The most important character was Dr. Merengue, whom Pablo de Santis in his book Rico Tipo y las Chicas de Divito called "a sort of criollo Mr. Hyde".
Dr Merengue behaved as required by the more conservative social conventions: serious, formal, fair, accurate and dispassionate, never losing his composure. But in the last square of the strip, his alter ego revealed his true feelings or thoughts.

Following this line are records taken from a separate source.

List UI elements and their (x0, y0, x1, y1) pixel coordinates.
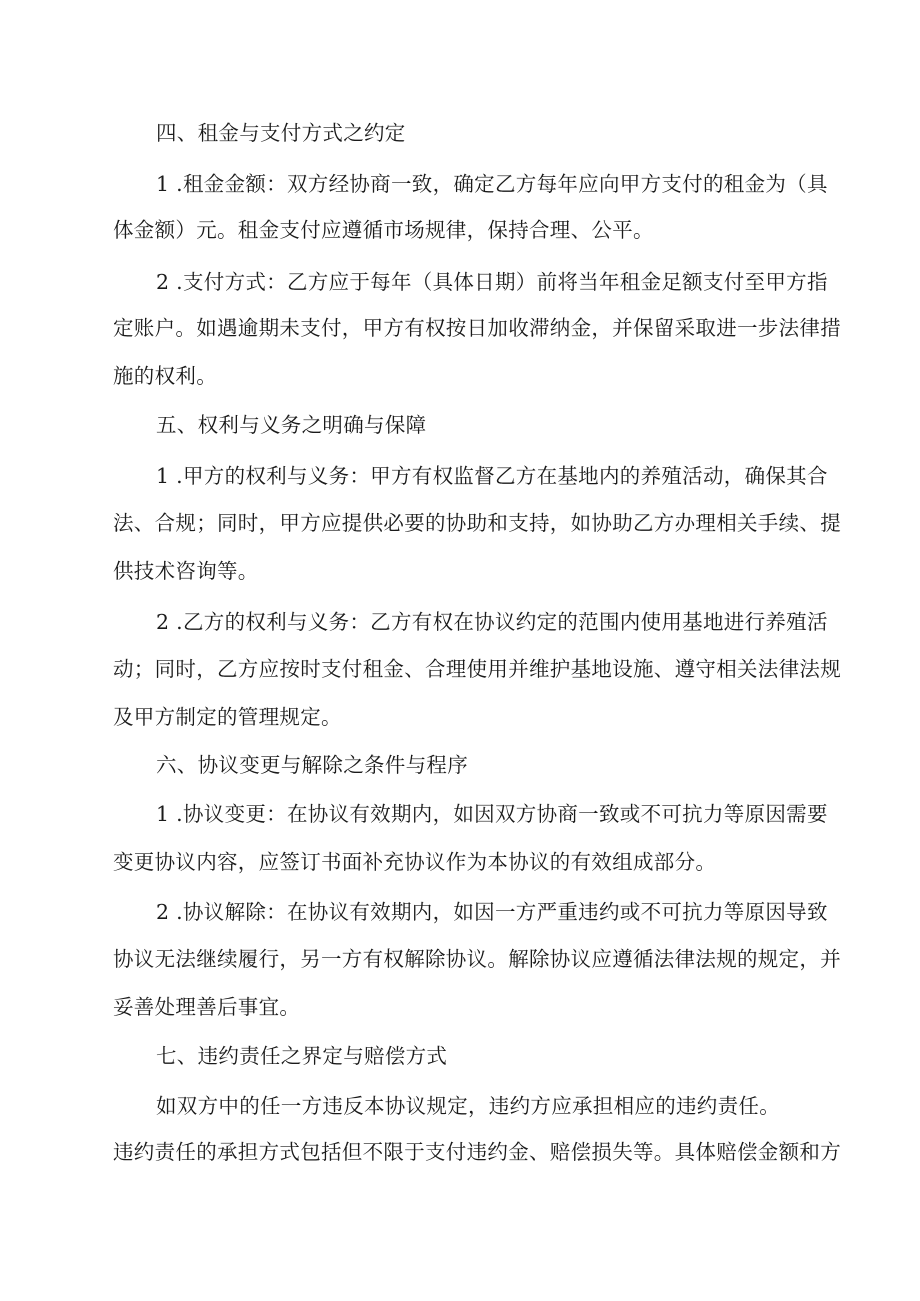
paragraph-line: 妥善处理善后事宜。 (113, 995, 301, 1019)
paragraph-line: 协议无法继续履行，另一方有权解除协议。解除协议应遵循法律法规的规定，并 (113, 947, 841, 971)
paragraph-line: 供技术咨询等。 (113, 559, 259, 583)
paragraph-line: 法、合规；同时，甲方应提供必要的协助和支持，如协助乙方办理相关手续、提 (113, 511, 841, 535)
paragraph-line: 2 .支付方式：乙方应于每年（具体日期）前将当年租金足额支付至甲方指 (156, 270, 828, 294)
paragraph-line: 2 .乙方的权利与义务：乙方有权在协议约定的范围内使用基地进行养殖活 (156, 610, 828, 634)
paragraph-line: 体金额）元。租金支付应遵循市场规律，保持合理、公平。 (113, 218, 654, 242)
paragraph-line: 违约责任的承担方式包括但不限于支付违约金、赔偿损失等。具体赔偿金额和方 (113, 1140, 841, 1164)
section-heading: 四、租金与支付方式之约定 (156, 121, 406, 145)
paragraph-line: 变更协议内容，应签订书面补充协议作为本协议的有效组成部分。 (113, 850, 717, 874)
section-heading: 五、权利与义务之明确与保障 (156, 413, 427, 437)
paragraph-line: 动；同时，乙方应按时支付租金、合理使用并维护基地设施、遵守相关法律法规 (113, 657, 841, 681)
paragraph-line: 2 .协议解除：在协议有效期内，如因一方严重违约或不可抗力等原因导致 (156, 900, 828, 924)
section-heading: 七、违约责任之界定与赔偿方式 (156, 1044, 448, 1068)
section-heading: 六、协议变更与解除之条件与程序 (156, 753, 468, 777)
paragraph-line: 1 .甲方的权利与义务：甲方有权监督乙方在基地内的养殖活动，确保其合 (156, 464, 828, 488)
paragraph-line: 1 .租金金额：双方经协商一致，确定乙方每年应向甲方支付的租金为（具 (156, 172, 828, 196)
paragraph-line: 施的权利。 (113, 364, 217, 388)
paragraph-line: 及甲方制定的管理规定。 (113, 705, 342, 729)
paragraph-line: 1 .协议变更：在协议有效期内，如因双方协商一致或不可抗力等原因需要 (156, 802, 828, 826)
paragraph-line: 如双方中的任一方违反本协议规定，违约方应承担相应的违约责任。 (156, 1094, 780, 1118)
paragraph-line: 定账户。如遇逾期未支付，甲方有权按日加收滞纳金，并保留采取进一步法律措 (113, 316, 841, 340)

Besides Divito, Rico Tipo included the cream of Argentine humorous writing and graphics at the time, and trained future generations of writers and artists who took their first steps at the magazine.
These included Oscar Conti ("Oski"), Alejandro del Prado ("Cale"), Rodolfo M. Taboada, Horacio S. Meyrialle, Miguel Angel Bavio Esquiú, Abel Ianiro, Joaquín Lavado ("Quino"), Tomás Elvino Blanco, Rafael Martínez, Guillermo Guerrero and many others.
Adolfo Mazzone's character Piantadino appeared in the magazine.

==Peak of popularity==

Rico Tipo had two decades of glory, the 1940s and 1950s, during which the magazine had huge popular acceptance.
The adult population enjoyed the drawing, characters and humor in which passions and sensuality were not entirely absent.
The Chicas de Divito (Divito Girls), especially, distinguished the magazine from its rivals.
The magazine was so successful and popular that it influenced fashion in Buenos Aires at the time.
Women wanted to look like the Divito Girls who often appeared on the covers of the magazine.
Men admired that style of woman, and also adopted the costumes of the Divito's male characters, with double-breasted suits with long jackets and many buttons.

==Decline ==

The emergence of a more liberal attitude to sexuality in the late sixties began to weaken the influence of the magazine.
Political events in the country also affected the magazine.
Survival of the publication by the end of the sixties depended on Divito's changing his style.
Divito, who died in 1969, never saw the demise of the magazine, which came three years later, nor a change in style that probably he would not have liked.

== Second and third era ==
The second era of Rico Tipo was launched in August 1978 by Cielosur Editora, under the direction of Eduardo Ferro. The same publishing house relaunched a third era in 1986, which was short-lived. Around 1979, Rico Tipo published the first works of Sergio Langer, as well as those of Francisco Mazza.